2) In the 'value-if-true' parameter, we will get the corresponding row number of values in column U. These numbers will be fed later in the SMALL function.
3) In the value-if-false part, we just return false, as that will later be used as a non-number in the SMALL function
Above 3 steps in the part: IF($U$2:$U$15=$M2, ROW($U$2:$U$15), FALSE)
4 ) We have now an array of mixed row numbers and FALSE values, which we want to feed to the INDEX function to simply get the corresponding value in column V(our second datset). BUT as we wish to retrieve the different row matches for each code, we have to fish them out of the mixed array with the SMALL function.
5) using our columns as an incrementer, we apply the SMALL function to the array with a varying k parameter. We USE the COLUMNS function (note carefully the different $ sign usage), so that as we drag the formula across, the column count increments: COLUMNS($N2:N2) - giving K values of 1, 2, 3, 4 as we drag the formula across from column N to column Q. Note that it is useful that the SMALL function disregards FALSE values when looking through the array for the values by size.
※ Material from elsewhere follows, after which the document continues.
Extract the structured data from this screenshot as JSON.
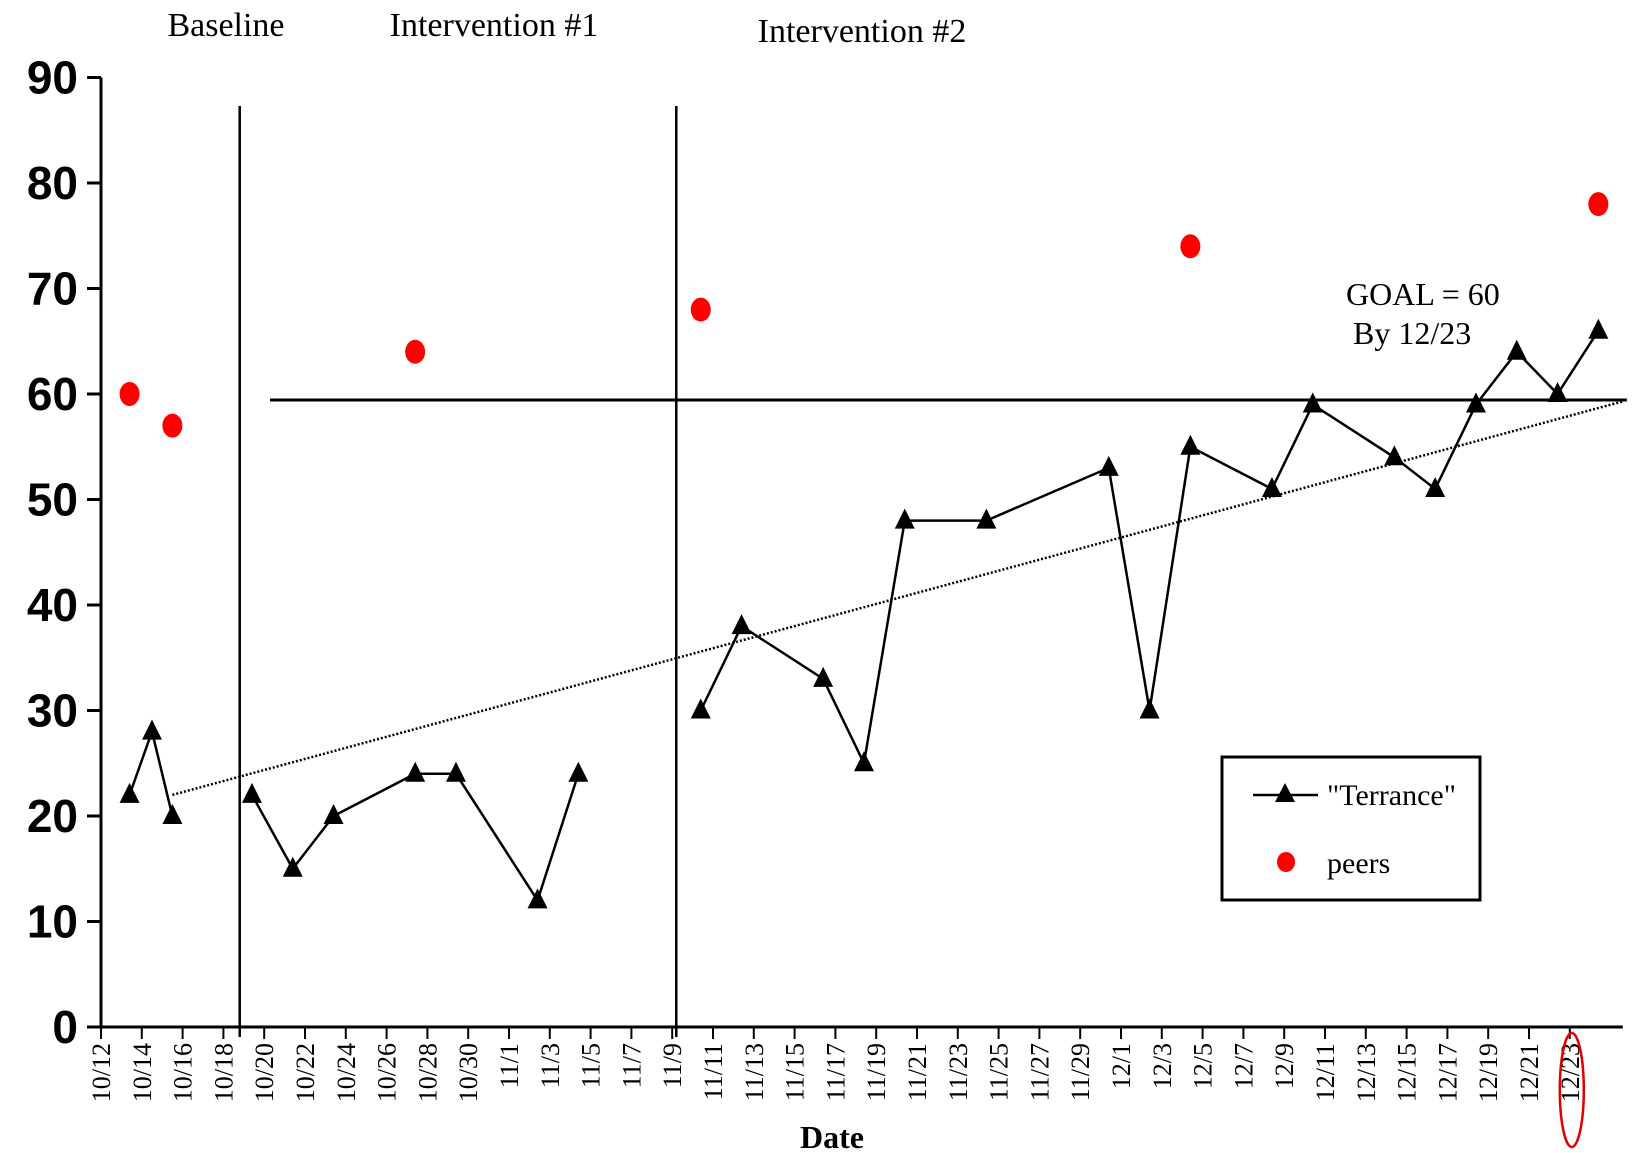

6) There is an adjustment to account for the fact that the rows are relative to the 'Ids' range which we will feed into the INDEX function to retrieve the different ids. SMALL(IF($U$2:$U$15=$M2, ROW($U$2:$U$15), FALSE), COLUMNS($N2:N2))-ROW($V$1).
This can be avoided if we use the entire column V as the look-up array parameter in the INDEX function, but that's another way...
7) This resulting value can now be passed to the INDEX function to obtain the various ids. The column_num parameter of 1 which I put in the function isn't necessary in a single-column look-up array, but is there for completeness.
8) The entire construction is then wrapped in an IFERROR function to give an empty string if there is no match, but some people may wish to have error outputs there...
well if the two ID will be consecutive in the second list try this:
=index('workbookname'SheetName!columnrangeofserialnumbers,match(A2,'workbookname'Sheetname!columnrangeofIDs,0))
Assuming your other workbook is called Serials, and all the info is on sheet1 you would enter the follow in B2:
=index('serials'sheet1!$B$2:$B$1000,match(A2,'serials'sheet1!$B$2:$B$1000,0))
in C2 enter the following (assuming ids will show up consecutively)
=index('serials'sheet1!$B$2:$B$1000,match(A2,'serials'sheet1!$B$2:$B$1000,0)+1)
This only works if the other workbook is open as far as I know and with the understanding that the two ID will be listed consecutively in the list.